Added by: roussot 2009-11-05 09:30:48
Categories: Society-Environment-Climate interactions
Keywords: Water - Energy - Resources
Creators: Bamba, Barry, Bokar, Dao, Diallo, Konaré, Mariko
Publisher: African Monsoon Multidisciplinary Analyses (Ouagadougou, Burkina Faso)
Collection: Third International AMMA Conference

Number of views:  788
Popularity index:  40.04%
Maturity index:  published

The Selingue reservoir is situated in the Sankarani valley, 150 km south of Bamako in Guinean climate zone with rainfall of about 1200 mm/year. The reservoir supplied at annual scale, reached its maximum in November after rain seasons and its minimum at may June before the next rainfall season. This lake has a 2135 million m3 volume (29% of the average inflow) and a surface of 450 km2 for a water level of 349 m above mean sea level. Initially intended for the energy production the reservoir allows the production of fish in the lake and the support of irrigation in its downstream part. Fishing and irrigation with Selingue contribute for an important part to the development of national economy and food security. It provides incomes to the fishermen and to farmers and creates jobs.
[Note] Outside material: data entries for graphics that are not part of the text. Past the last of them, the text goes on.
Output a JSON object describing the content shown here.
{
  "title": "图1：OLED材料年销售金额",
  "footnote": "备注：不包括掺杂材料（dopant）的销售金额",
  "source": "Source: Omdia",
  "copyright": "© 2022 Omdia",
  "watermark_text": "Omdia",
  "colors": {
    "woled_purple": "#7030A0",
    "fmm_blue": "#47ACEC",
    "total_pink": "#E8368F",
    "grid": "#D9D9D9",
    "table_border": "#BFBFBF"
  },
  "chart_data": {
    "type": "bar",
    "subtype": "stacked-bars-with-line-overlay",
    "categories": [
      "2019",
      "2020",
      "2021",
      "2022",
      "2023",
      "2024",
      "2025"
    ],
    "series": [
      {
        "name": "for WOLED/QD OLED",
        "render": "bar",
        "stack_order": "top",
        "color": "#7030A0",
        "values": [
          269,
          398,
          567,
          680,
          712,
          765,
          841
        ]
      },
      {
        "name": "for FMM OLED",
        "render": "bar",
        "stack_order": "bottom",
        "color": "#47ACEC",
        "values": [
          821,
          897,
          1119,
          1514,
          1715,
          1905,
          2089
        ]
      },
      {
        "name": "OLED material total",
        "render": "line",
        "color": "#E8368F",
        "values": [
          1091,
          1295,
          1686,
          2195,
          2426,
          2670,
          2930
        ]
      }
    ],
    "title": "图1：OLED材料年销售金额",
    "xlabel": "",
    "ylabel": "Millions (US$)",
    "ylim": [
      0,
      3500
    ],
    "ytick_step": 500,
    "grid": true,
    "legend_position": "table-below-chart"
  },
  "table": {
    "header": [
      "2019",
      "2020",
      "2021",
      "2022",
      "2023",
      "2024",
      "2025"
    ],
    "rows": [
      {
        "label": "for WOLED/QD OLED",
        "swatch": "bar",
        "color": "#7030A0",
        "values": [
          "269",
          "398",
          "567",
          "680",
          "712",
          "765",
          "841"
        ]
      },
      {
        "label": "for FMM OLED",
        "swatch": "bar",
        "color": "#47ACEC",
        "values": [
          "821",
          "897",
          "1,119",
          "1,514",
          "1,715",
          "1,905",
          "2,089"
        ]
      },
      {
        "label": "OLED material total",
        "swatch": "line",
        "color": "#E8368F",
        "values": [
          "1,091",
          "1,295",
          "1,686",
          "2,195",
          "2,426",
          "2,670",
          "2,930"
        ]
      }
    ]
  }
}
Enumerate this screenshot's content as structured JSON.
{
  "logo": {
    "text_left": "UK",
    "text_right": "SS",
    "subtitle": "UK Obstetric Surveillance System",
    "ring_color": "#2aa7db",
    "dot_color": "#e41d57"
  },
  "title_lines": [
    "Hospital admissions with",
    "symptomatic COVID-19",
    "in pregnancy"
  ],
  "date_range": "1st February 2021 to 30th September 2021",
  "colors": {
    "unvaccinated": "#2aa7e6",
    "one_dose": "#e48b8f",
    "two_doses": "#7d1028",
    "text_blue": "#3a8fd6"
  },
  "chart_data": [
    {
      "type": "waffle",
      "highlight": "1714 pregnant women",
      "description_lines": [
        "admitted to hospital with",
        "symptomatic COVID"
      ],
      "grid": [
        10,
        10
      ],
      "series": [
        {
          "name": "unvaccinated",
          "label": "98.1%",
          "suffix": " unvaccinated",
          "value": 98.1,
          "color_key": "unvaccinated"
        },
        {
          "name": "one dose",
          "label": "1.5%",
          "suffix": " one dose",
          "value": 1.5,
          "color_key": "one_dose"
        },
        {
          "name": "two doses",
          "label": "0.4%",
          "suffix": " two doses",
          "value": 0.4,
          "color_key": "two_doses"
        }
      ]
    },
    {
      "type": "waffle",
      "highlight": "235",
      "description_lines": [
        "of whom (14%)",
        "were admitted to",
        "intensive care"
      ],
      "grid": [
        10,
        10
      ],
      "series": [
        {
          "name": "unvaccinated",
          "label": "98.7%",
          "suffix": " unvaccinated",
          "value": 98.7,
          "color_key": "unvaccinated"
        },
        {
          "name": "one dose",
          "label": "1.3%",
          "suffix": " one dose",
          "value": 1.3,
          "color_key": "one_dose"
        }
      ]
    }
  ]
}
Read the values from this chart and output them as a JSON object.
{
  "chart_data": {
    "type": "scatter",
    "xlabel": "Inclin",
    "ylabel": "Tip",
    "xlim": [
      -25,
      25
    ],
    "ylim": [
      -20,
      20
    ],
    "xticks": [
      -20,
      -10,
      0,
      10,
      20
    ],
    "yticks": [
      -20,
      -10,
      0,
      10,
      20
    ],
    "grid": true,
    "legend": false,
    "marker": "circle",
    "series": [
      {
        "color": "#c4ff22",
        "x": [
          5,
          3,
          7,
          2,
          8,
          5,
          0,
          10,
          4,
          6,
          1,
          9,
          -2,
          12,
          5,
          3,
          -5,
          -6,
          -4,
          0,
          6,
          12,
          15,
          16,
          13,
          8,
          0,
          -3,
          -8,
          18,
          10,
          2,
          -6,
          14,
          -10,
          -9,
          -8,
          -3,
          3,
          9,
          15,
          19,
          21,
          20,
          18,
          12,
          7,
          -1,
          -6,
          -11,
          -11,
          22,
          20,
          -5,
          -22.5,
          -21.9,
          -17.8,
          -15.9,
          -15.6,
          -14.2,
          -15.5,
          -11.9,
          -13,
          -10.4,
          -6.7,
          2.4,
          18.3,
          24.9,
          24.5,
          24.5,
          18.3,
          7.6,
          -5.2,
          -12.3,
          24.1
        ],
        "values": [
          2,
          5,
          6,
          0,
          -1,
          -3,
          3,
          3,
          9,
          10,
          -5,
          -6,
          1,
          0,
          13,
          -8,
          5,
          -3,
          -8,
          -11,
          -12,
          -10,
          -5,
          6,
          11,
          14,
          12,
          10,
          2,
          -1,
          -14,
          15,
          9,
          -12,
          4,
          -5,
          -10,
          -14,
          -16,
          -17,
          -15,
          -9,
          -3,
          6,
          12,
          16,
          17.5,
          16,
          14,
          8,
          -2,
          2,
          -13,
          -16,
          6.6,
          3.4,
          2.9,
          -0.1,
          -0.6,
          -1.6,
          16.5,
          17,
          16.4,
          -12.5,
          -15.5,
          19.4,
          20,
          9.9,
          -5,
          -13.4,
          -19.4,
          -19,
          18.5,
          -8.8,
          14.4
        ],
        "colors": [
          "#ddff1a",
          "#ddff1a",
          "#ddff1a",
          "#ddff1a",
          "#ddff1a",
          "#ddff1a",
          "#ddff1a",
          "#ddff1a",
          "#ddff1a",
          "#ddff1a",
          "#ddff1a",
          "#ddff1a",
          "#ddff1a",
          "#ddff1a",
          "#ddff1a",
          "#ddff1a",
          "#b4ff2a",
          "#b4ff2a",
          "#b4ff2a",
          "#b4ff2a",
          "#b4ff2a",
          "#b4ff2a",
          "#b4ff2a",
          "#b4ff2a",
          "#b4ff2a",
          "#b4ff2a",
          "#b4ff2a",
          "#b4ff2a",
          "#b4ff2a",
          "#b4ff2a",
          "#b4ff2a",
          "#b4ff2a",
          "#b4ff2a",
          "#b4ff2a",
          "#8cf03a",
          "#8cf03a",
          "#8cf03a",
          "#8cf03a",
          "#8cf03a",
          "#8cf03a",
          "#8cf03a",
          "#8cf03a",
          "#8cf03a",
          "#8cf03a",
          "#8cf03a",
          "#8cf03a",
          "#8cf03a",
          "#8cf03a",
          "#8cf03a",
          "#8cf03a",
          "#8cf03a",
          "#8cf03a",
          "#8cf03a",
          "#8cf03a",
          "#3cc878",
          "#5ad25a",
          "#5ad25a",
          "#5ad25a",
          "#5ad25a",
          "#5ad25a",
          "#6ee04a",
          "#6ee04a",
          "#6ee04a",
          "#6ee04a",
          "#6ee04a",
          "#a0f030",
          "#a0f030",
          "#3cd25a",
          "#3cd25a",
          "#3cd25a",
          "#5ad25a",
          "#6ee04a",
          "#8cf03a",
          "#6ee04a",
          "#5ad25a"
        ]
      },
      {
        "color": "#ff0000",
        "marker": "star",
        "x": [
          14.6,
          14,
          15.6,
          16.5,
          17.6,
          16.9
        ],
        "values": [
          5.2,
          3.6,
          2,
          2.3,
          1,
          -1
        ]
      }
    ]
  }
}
Water surface according to SOPT5 NDWI images at decay scale is linked to reservoir volume, water requirement and hydro climatic data (rainfall, temperature).
Desegregation method is utilized to downscale the precipitation and temperature data from MCG scale to regional scale, which is then used as input in a model to project the change of water supply both in surface, volume and it impact on hydropower, fish production and irrigation water availability by 2020 and 2050.